Implementation of algorithms for incremental classification [1,2] and regression [3,6] tree learning from time-changing data streams. See [8] for detailed description of the main ideas behind these algorithms.
As of this writing this is still work in progress. The plan is to integrate this into QMiner soon. (Note that this code requires GLib.)
Note: If you'll try to build this, note that GLib uses v0.10 version of libuv; so run git clone -b v0.10 https://github.com/joyent/libuv.git
in case you need to build it
Note: We started integrating this code into QMiner.
Note: I will no longer maintain this repository. As of now the learner will be availble through QMiner. I might clean up the code so others can use it, but I believe it will be much, much nicer when exposed through QMiner Javascript API. It will be easy to use, assume zero C++ knowledge, require no recompilation, etc. See QMiner documentation for details.
Note: Check out incremental classification and regression tree learning in QMiner here. User code is in src/ht.js
. (This is a working version on my fork. For the stable one go here.)
Configuration file describes data stream. Below is a simple config example.
dataFormat: (status,age,sex,survived)
status: discrete(first,second,third,crew)
age: discrete(adult,child)
sex: discrete(male,female)
survived: discrete(yes,no)
Future version of the HoeffdingTree --- to be available in QMiner --- will accept JSON configuration.
{
"dataFormat": ["status", "sex", "age", "survived"],
"sex": {
"type": "discrete",
"values": ["male", "female"]
},
"status": {
"type": "discrete",
"values": ["first", "second", "third", "crew"]
},
"age": {
"type": "discete",
"values": ["child", "adult"]
},
"survived": {
"type": "discrete",
"values": ["yes", "no"]
}
}
The goal is to expose it through QMiner Javascript API. (This will happen the next few days.)
Simple usage example.
// ...
int main(int argc, char** argv) {
// create environment
Env = TEnv(argc, argv, TNotify::StdNotify);
// pass some parameters
const bool ConceptDriftP = Env.IsArgStr("drift"); // use version that handles concept-drift?

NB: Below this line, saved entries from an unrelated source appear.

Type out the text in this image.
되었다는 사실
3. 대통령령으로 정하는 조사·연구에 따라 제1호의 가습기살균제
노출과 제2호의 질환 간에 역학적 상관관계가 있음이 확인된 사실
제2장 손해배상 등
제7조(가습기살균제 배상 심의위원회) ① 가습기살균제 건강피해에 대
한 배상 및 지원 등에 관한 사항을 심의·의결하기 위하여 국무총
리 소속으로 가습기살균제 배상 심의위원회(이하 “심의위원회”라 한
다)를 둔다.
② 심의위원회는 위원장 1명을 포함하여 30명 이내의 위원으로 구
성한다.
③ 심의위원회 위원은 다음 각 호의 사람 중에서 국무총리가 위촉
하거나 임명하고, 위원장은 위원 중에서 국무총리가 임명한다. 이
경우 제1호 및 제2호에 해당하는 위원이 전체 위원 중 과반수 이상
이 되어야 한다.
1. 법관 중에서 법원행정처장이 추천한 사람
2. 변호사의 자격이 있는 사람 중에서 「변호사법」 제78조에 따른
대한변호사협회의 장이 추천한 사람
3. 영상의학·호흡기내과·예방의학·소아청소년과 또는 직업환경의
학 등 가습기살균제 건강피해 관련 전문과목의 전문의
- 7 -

const double SplitConfidence = Env.GetIfArgPrefixFlt("-splitConfidence:", 1e-6, "Split confidence"); // 1e-6
const double TieBreaking = Env.GetIfArgPrefixFlt("-tieBreaking:", 0.01, "Tie breaking"); // 1e-2
const TStr ConfigFNm = Env.GetIfArgPrefixStr("-config:", "titanic.config", "Config file");
const TStr AttrHeuristic= Env.GetIfArgPrefixStr("-attrEval:", "InfoGain", "Attribute evaluation heuristic");
const int GracePeriod = Env.GetIfArgPrefixInt("-gracePeriod:", 300, "Grace period"); // 3e2
const int DriftCheck = Env.GetIfArgPrefixInt("-driftCheck:", 10000, "Drift check"); // 1e4
const int WindowSize = Env.GetIfArgPrefixInt("-windowSize:", 100000, "Window size"); // 1e5
// usage example
PHoeffdingTree ht = THoeffdingTree::New("docs/" + ConfigFNm, GracePeriod, SplitConfidence, TieBreaking,
DriftCheck, WindowSize);
ht->SetAdaptive(ConceptDriftP);
ProcessData("data/titanic-220M.dat", ht);
ht->Export("exports/titanic-"+TInt(ht->ExportN).GetStr()+".gv", TExportType::DOT);
return 0;
}
// process data line-by-line
void ProcessData(const TStr& FileNm, PHoeffdingTree HoeffdingTree) {
Assert(TFile::Exists(FileNm));
TFIn FIn(FileNm);
TStr Line;
while (FIn.GetNextLn(Line)) { HoeffdingTree->Process(Line, ','); }
}
- [1] Domingos and Hulten, Mining high-speed data streams, KDD`00
- [2] Hulten et al., Mining time-changing data streams, KDD`01
- [3] Ikonomovska et al., Learning model trees from evolving data streams, Data Mining and Knowledge Discovery (2011)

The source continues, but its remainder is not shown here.